Not matter how many carrots President Recep Tayyip Erdogan lays out for President Jacob Zuma next month when he plans to visit South Africa, he is unlikely to get what he wants. Behind closed doors he is likely to present Zuma with a list of names of school principals, teachers, independent journalists, and business people who he alleges support the Gulen movement, and demand they be extradited to Turkey.
Amnesty International has extensively documented the arbitrary detention and torture of detainees from the Hizmet movement who are being held by the Turkish government. South Africans are aware of the abduction three weeks ago of three Turkish citizens working in Malaysia (one a school principal), who have now been extradited to Turkey and face torture and solitary confinement.
Our government is well aware of Erdogan’s pronouncements that “no country in the world will be safe for Gulen members they have no right to life”. It is not in Zuma or the ANC’s political culture to capitulate to these demands.
Erdogan blames Hizmet’s spiritual leader Fetullah Gulen for a failed coup in Turkey last year, but has failed to offer any proof to date of his allegations. The coup provided the pretext for dismissing more than 100 000 Hizmet followers from their jobs, and detaining without trial round 47 000. Erdogan’s AK (Justice and Development) party was close to the Hizmet movement until 2012, when it accused a number of government ministers of corruption.
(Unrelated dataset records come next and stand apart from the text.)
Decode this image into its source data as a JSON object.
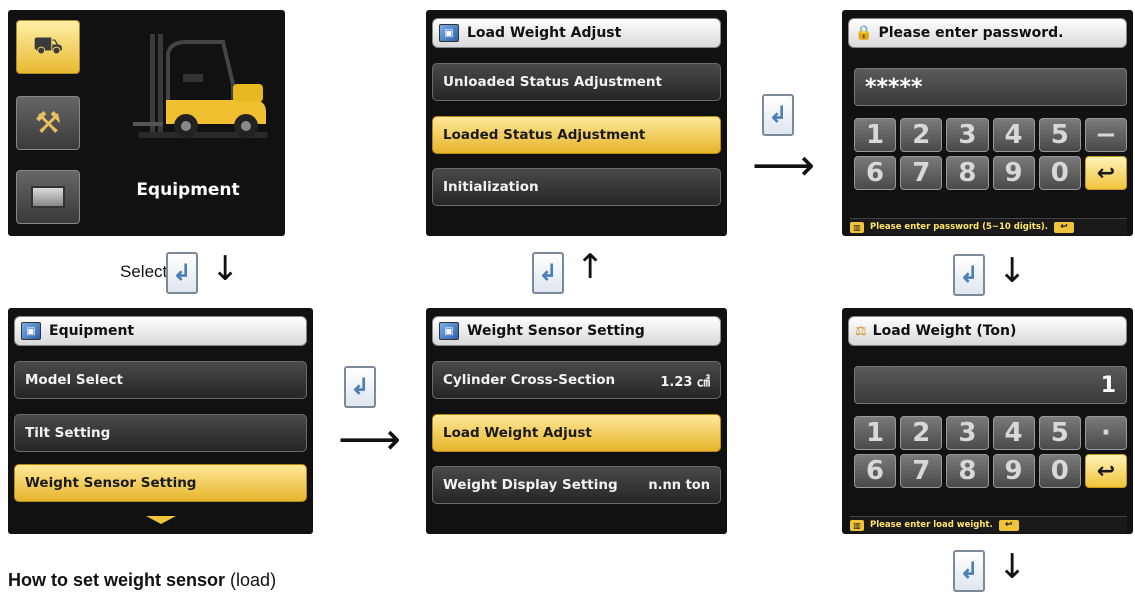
{
  "main_menu": {
    "title": "Equipment"
  },
  "flow": {
    "select_label": "Select",
    "enter_glyph": "↲",
    "down_arrow": "↓",
    "up_arrow": "↑",
    "right_arrow": "⟶"
  },
  "equipment_screen": {
    "title": "Equipment",
    "items": [
      {
        "label": "Model Select"
      },
      {
        "label": "Tilt Setting"
      },
      {
        "label": "Weight Sensor Setting"
      }
    ]
  },
  "weight_sensor_screen": {
    "title": "Weight Sensor Setting",
    "items": [
      {
        "label": "Cylinder Cross-Section",
        "value": "1.23 ㎠"
      },
      {
        "label": "Load Weight Adjust",
        "value": ""
      },
      {
        "label": "Weight Display Setting",
        "value": "n.nn ton"
      }
    ]
  },
  "load_adjust_screen": {
    "title": "Load Weight Adjust",
    "items": [
      {
        "label": "Unloaded Status Adjustment"
      },
      {
        "label": "Loaded Status Adjustment"
      },
      {
        "label": "Initialization"
      }
    ]
  },
  "password_screen": {
    "title": "Please enter password.",
    "value": "*****",
    "keys_row1": [
      "1",
      "2",
      "3",
      "4",
      "5",
      "−"
    ],
    "keys_row2": [
      "6",
      "7",
      "8",
      "9",
      "0",
      "↩"
    ],
    "hint": "Please enter password (5~10 digits)."
  },
  "load_weight_screen": {
    "title": "Load Weight (Ton)",
    "value": "1",
    "keys_row1": [
      "1",
      "2",
      "3",
      "4",
      "5",
      "·"
    ],
    "keys_row2": [
      "6",
      "7",
      "8",
      "9",
      "0",
      "↩"
    ],
    "hint": "Please enter load weight."
  },
  "caption": {
    "bold": "How to set weight sensor",
    "normal": "(load)"
  },
  "colors": {
    "selected": "#e6b52a",
    "screen_bg": "#111111"
  }
}
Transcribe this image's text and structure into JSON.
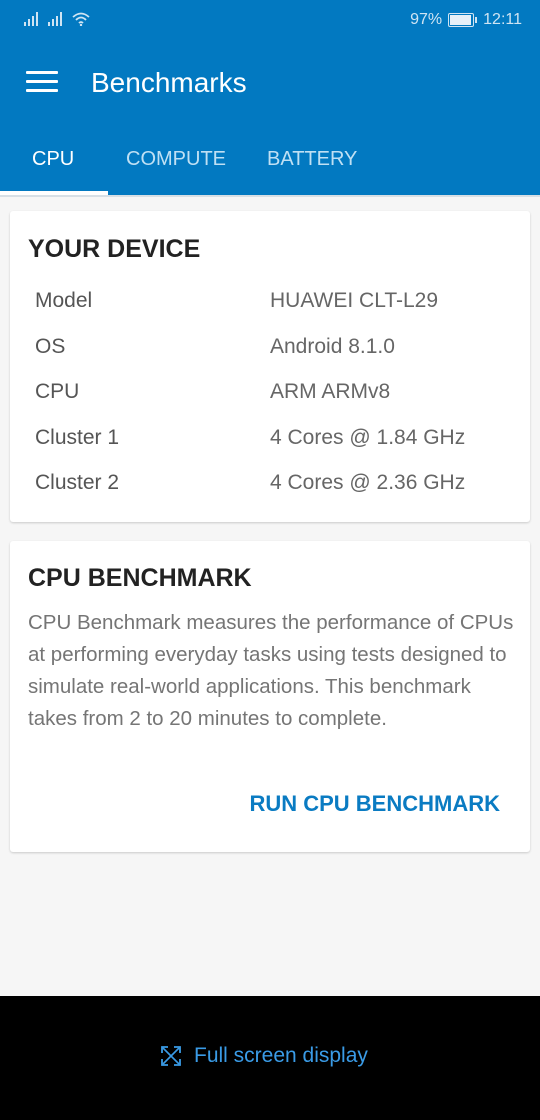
{
  "status_bar": {
    "battery": "97%",
    "time": "12:11"
  },
  "app_bar": {
    "title": "Benchmarks"
  },
  "tabs": [
    {
      "label": "CPU",
      "active": true
    },
    {
      "label": "COMPUTE",
      "active": false
    },
    {
      "label": "BATTERY",
      "active": false
    }
  ],
  "device_card": {
    "heading": "YOUR DEVICE",
    "specs": [
      {
        "label": "Model",
        "value": "HUAWEI CLT-L29"
      },
      {
        "label": "OS",
        "value": "Android 8.1.0"
      },
      {
        "label": "CPU",
        "value": "ARM ARMv8"
      },
      {
        "label": "Cluster 1",
        "value": "4 Cores @ 1.84 GHz"
      },
      {
        "label": "Cluster 2",
        "value": "4 Cores @ 2.36 GHz"
      }
    ]
  },
  "benchmark_card": {
    "heading": "CPU BENCHMARK",
    "description": "CPU Benchmark measures the performance of CPUs at performing everyday tasks using tests designed to simulate real-world applications. This benchmark takes from 2 to 20 minutes to complete.",
    "run_label": "RUN CPU BENCHMARK"
  },
  "bottom_bar": {
    "fullscreen_label": "Full screen display"
  },
  "colors": {
    "primary": "#0279c1",
    "accent": "#0a7bc2",
    "fullscreen_text": "#3a9be6"
  }
}
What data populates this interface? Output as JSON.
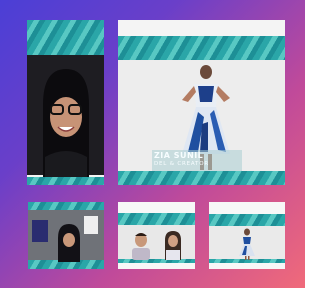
{
  "main_video": {
    "caption_name": "ZIA SUNIL",
    "caption_role": "DEL & CREATOR"
  },
  "colors": {
    "gradient_top": "#4b3fd6",
    "gradient_bottom": "#f06a7a",
    "ocean": "#2aa6a8"
  },
  "tiles": [
    {
      "name": "participant-tile-1",
      "content": "person with headscarf and glasses"
    },
    {
      "name": "participant-tile-main",
      "content": "model in blue and white dress"
    },
    {
      "name": "participant-tile-2",
      "content": "person with headscarf"
    },
    {
      "name": "participant-tile-3",
      "content": "two persons"
    },
    {
      "name": "participant-tile-4",
      "content": "person in dress"
    }
  ]
}
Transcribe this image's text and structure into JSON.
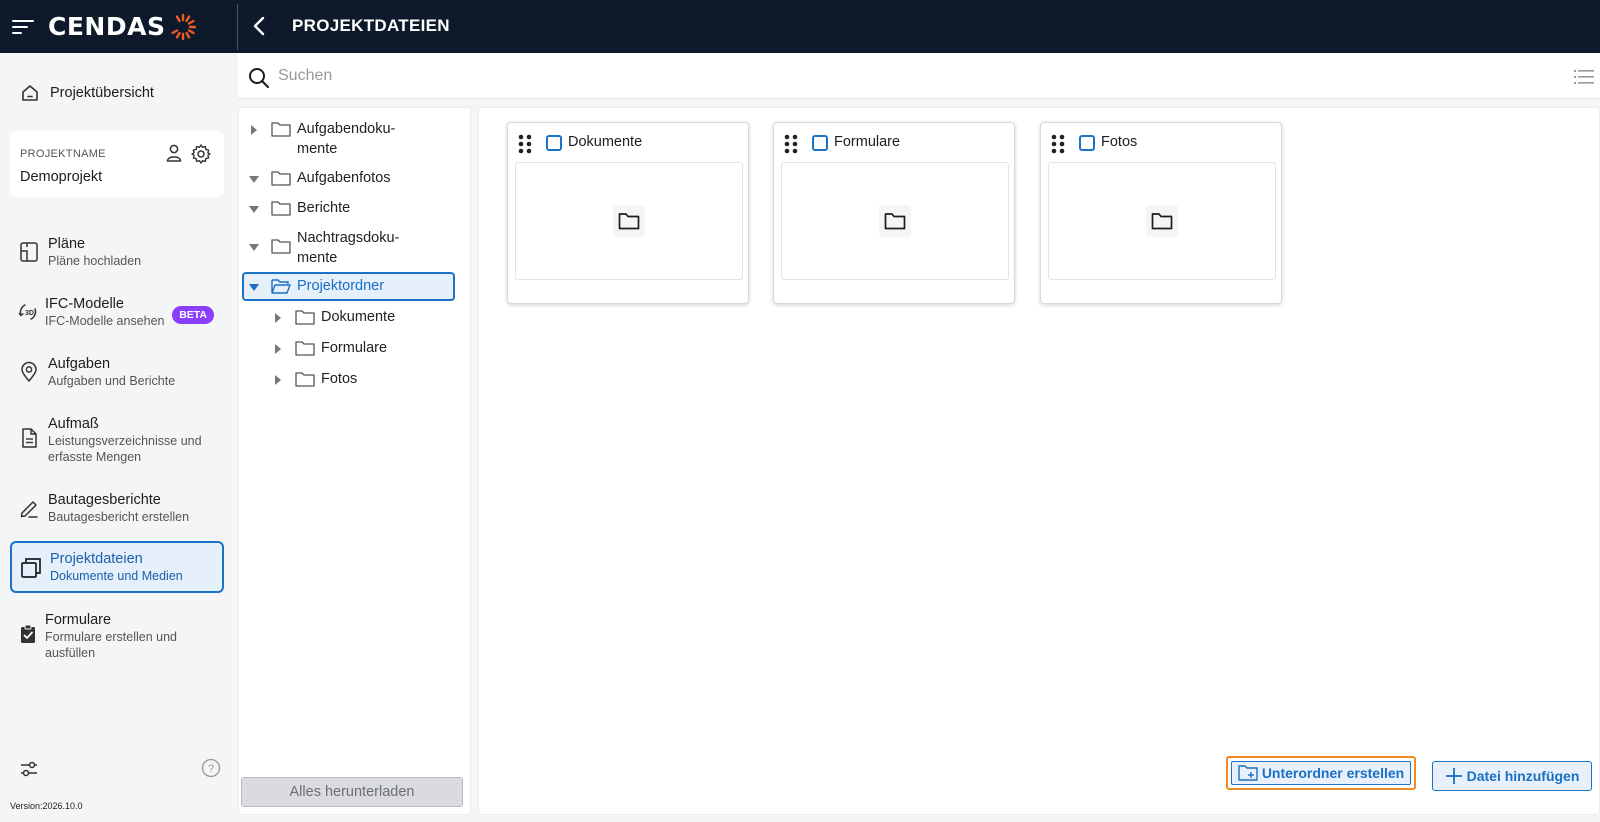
{
  "app": {
    "brand": "CENDAS",
    "page_title": "PROJEKTDATEIEN",
    "version": "Version:2026.10.0"
  },
  "nav": {
    "home_label": "Projektübersicht",
    "project": {
      "caption": "PROJEKTNAME",
      "name": "Demoprojekt"
    },
    "items": [
      {
        "title": "Pläne",
        "subtitle": "Pläne hochladen",
        "icon": "plans-icon"
      },
      {
        "title": "IFC-Modelle",
        "subtitle": "IFC-Modelle ansehen",
        "icon": "3d-model-icon",
        "badge": "BETA"
      },
      {
        "title": "Aufgaben",
        "subtitle": "Aufgaben und Berichte",
        "icon": "location-pin-icon"
      },
      {
        "title": "Aufmaß",
        "subtitle": "Leistungsverzeichnisse und erfasste Mengen",
        "icon": "document-icon"
      },
      {
        "title": "Bautagesberichte",
        "subtitle": "Bautagesbericht erstellen",
        "icon": "pencil-icon"
      },
      {
        "title": "Projektdateien",
        "subtitle": "Dokumente und Medien",
        "icon": "files-icon",
        "active": true
      },
      {
        "title": "Formulare",
        "subtitle": "Formulare erstellen und ausfüllen",
        "icon": "clipboard-check-icon"
      }
    ]
  },
  "search": {
    "placeholder": "Suchen"
  },
  "tree": {
    "items": [
      {
        "label": "Aufgabendoku-\nmente",
        "expanded": false
      },
      {
        "label": "Aufgabenfotos",
        "expanded": true
      },
      {
        "label": "Berichte",
        "expanded": true
      },
      {
        "label": "Nachtragsdoku-\nmente",
        "expanded": true
      },
      {
        "label": "Projektordner",
        "expanded": true,
        "selected": true
      },
      {
        "label": "Dokumente",
        "expanded": false,
        "child": true
      },
      {
        "label": "Formulare",
        "expanded": false,
        "child": true
      },
      {
        "label": "Fotos",
        "expanded": false,
        "child": true
      }
    ],
    "download_label": "Alles herunterladen"
  },
  "folders": [
    {
      "name": "Dokumente"
    },
    {
      "name": "Formulare"
    },
    {
      "name": "Fotos"
    }
  ],
  "actions": {
    "create_subfolder": "Unterordner erstellen",
    "add_file": "Datei hinzufügen"
  },
  "colors": {
    "topbar": "#0e1a2b",
    "accent": "#1a73c9",
    "highlight": "#f08a24",
    "beta": "#8a3ffc",
    "logo_ring": "#f05a28"
  }
}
Erdogan tried to use strong-arm tactics with a number of other African presidents over the past year, to force them to extradite members of the Hizmet movement, but he didn’t get very far. Not only do African leaders not appreciate being bullied, they also have loyalty to a movement which has established schools and educational centres across the continent, and has educated the children of many African leaders.
In every meeting with his African couterparts, Erdogan failed to provide any evidence that Hizmet school teachers or journalists could in any way be linked to terrorism. His numerous visits over the past year and a half have been touted as Turkey expanding its footprint on the continent, penetrating new markets and expanding investment. But the underlying condition was always there - close down Hizmet schools and extradite their staff.
Last year, Erdogan met the leaders of Ivory Coast, Ghana, Nigeria, Guinea, Kenya, Uganda and Somalia. The only country that met his demands to close Hizmet schools was war-ravaged Somalia, which has benefited immensely from massive Turkish aid and development projects.
Earlier this year, Erdogan met the presidents of Tanzania, Mozambique and Madagascar. A battery of carrots and sticks were employed to get these them to agree to Turkey’s list of demands against those it considers its political opponents. Erdogan visited Tanzania and promised President John Magufuli a massive loan for the construction of a 400km railway line in return for taking action against Hizmet schools and businesses. Capitulation was not forthcoming.
In Mozambique, Erdogan met President Felipe Nyusi, and demanded he take action against Hizmet movement supporters, making outlandish allegations that the school teachers could even try to topple the Mozambican government as he claims they did in Turkey.
One wonders when he made such accusations whether he even realised Nyusi’s son had been educated in the Willow School in Maputo, run by the Hizmet movement.
The Willow schools in Maputo and Matola have educated many of the children and grandchildren of the Mozambican leadership.
Needless to say, Erdogan left Mozambique frustrated with the government’s refusal to meet Turkey’s demands.
As for Madagascar, Erdogan had not better luck in his meeting with President Hery Rajaonarimampianina, who firmly refused to shut down its Hizmet schools. Not only have the schools been successful as they employ experienced teachers and have high academic results, but they have been popular among the middle classes across French-speaking Africa as an inexpensive alternative to French schools.
Guinea benefited immensely from the 20 Hizmet schools in its capital Conakry, as did Senegal with 11 educational institutions.
In South Africa, the pressure of the Turkish government on the Hizmet movement has been fierce. It has recently taken $4 billion (R52bn) in personal assets from the Turkish philanthropist based in South Africa known as “Uncle Ali”. Ali established the now famous Nizamiye mosque in Midrand with its clinic and school attached. The Hizmet movement has opened nine schools in South Africa since 1997, some of them proving to be among the best performing in country.
As a country with a deep respect for the rule of law, we cannot allow ourselves to become a hunting ground for foreign governments to exact revenge on those it considers its political opponents. On that there should be no prevarication and no price.
* Shannon Ebrahim is Independent Media's Foreign Editor.